Kansas City, Mo. City officials have approved a plan for almost $70 million in improvements at the Wheeler Downtown Airport, which is primarily used for private planes and corporate jets.
A master plan, recently approved by the City Council, identifies the improvements, including a federally mandated extension of the airport's runway area, the realignment of Lou Holland Drive, new taxiways and additional hangars. It would be one of the biggest and most expensive facelifts in the airport's 77-year history.
Almost 75 percent of the project would be eligible for grants from the Federal Aviation Administration, said Steven Benson, a Lee's Summit consultant who assisted the Kansas City Aviation Department with the plan. Revenues generated by the airport, including leases and fuel fees, would pay for the rest.
"This is one of the premier corporate airports in the country," Benson said. "This master plan is a way to ensure that it continues to operate as a first-class reliever airport."
More than 145,000 aircraft a year use the airport, which sits at the confluence of the Missouri and Kansas rivers just north of downtown Kansas City. But the location -- the airport is bounded on three sides by the Missouri River and on the fourth by U.S. 169 -- poses a challenge for airport officials who must extend the main runway area.
The FAA recommends that Wheeler Downtown Airport have 800-foot safety areas at the ends of the main runway. Should the airport fail to meet the federal standard on runway safety areas, it could lose funds for future capital improvements.
That extension of the main runway probably will be built on the Missouri River levee, which has protected the airport from floodwaters. A section of Lou Holland Drive would be relocated beyond the levee.

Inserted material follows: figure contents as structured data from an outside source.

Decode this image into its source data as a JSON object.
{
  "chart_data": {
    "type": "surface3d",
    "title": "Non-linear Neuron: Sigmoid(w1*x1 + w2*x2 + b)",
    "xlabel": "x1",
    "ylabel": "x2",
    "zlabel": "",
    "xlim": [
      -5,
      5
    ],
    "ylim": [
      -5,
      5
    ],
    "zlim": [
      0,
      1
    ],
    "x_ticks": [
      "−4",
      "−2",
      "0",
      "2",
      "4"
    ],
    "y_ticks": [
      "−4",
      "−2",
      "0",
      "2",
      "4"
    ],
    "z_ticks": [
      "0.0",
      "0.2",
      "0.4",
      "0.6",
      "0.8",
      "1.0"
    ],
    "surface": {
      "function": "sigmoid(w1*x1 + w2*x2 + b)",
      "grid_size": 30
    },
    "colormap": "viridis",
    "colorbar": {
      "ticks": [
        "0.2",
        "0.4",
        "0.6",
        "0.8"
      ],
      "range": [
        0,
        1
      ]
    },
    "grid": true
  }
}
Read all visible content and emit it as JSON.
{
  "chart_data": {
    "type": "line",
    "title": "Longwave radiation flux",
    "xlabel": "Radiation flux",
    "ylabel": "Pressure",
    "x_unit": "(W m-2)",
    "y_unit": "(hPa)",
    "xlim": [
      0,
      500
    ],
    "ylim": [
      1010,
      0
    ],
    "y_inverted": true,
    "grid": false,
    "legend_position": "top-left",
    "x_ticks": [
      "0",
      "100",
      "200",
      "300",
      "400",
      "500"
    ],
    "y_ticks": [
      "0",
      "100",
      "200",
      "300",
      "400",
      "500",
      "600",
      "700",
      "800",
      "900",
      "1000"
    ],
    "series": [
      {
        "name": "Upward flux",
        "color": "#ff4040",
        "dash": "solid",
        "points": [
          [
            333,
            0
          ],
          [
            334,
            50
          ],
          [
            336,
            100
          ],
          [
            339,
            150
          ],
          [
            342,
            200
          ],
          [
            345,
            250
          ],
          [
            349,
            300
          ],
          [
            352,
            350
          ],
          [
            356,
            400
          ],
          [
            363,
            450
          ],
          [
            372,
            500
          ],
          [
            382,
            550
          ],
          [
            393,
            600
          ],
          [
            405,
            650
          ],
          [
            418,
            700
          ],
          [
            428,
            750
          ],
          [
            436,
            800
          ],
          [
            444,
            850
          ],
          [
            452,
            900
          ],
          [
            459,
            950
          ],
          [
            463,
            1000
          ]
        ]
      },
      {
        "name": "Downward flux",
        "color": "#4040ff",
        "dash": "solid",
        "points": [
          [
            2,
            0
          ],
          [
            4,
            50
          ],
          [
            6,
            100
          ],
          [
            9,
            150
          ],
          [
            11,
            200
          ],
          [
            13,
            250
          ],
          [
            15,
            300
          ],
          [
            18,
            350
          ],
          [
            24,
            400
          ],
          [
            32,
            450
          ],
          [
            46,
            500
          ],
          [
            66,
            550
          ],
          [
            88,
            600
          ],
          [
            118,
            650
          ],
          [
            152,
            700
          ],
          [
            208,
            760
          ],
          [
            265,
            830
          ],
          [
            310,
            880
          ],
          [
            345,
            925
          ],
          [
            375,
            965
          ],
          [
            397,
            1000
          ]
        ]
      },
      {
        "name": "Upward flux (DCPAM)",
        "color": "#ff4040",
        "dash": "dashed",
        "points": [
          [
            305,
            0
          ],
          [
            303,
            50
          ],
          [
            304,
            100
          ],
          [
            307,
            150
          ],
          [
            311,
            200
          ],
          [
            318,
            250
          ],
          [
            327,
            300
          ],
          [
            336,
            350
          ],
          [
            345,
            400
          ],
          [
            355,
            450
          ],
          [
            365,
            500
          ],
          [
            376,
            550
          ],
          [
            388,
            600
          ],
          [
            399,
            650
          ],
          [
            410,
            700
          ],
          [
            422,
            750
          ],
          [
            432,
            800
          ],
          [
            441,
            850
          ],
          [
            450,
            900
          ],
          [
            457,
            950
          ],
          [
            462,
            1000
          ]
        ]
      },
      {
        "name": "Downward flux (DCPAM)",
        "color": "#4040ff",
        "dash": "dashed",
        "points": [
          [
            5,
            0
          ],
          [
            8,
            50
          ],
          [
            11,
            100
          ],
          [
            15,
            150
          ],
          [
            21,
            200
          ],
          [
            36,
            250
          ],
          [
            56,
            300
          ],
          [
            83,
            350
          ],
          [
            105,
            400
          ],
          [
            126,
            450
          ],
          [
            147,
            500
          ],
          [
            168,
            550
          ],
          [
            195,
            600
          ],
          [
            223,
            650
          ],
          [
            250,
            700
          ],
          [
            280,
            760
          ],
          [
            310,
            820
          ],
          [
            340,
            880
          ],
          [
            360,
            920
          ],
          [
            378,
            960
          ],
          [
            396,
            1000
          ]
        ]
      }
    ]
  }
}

Those improvements would cost about $40 million.
The master plan identified almost $30 million in other improvements, including adding new taxiways and removing others for the sake of efficiency and safety for pilots and passengers, building more hangars on both the east and west sides of the airport, and moving the fuel storage area to the airport's southwest side.
The projects will take several years to complete, airport officials said, and will increase the airport's capacity to 216,000 flights a year from about 145,000 now.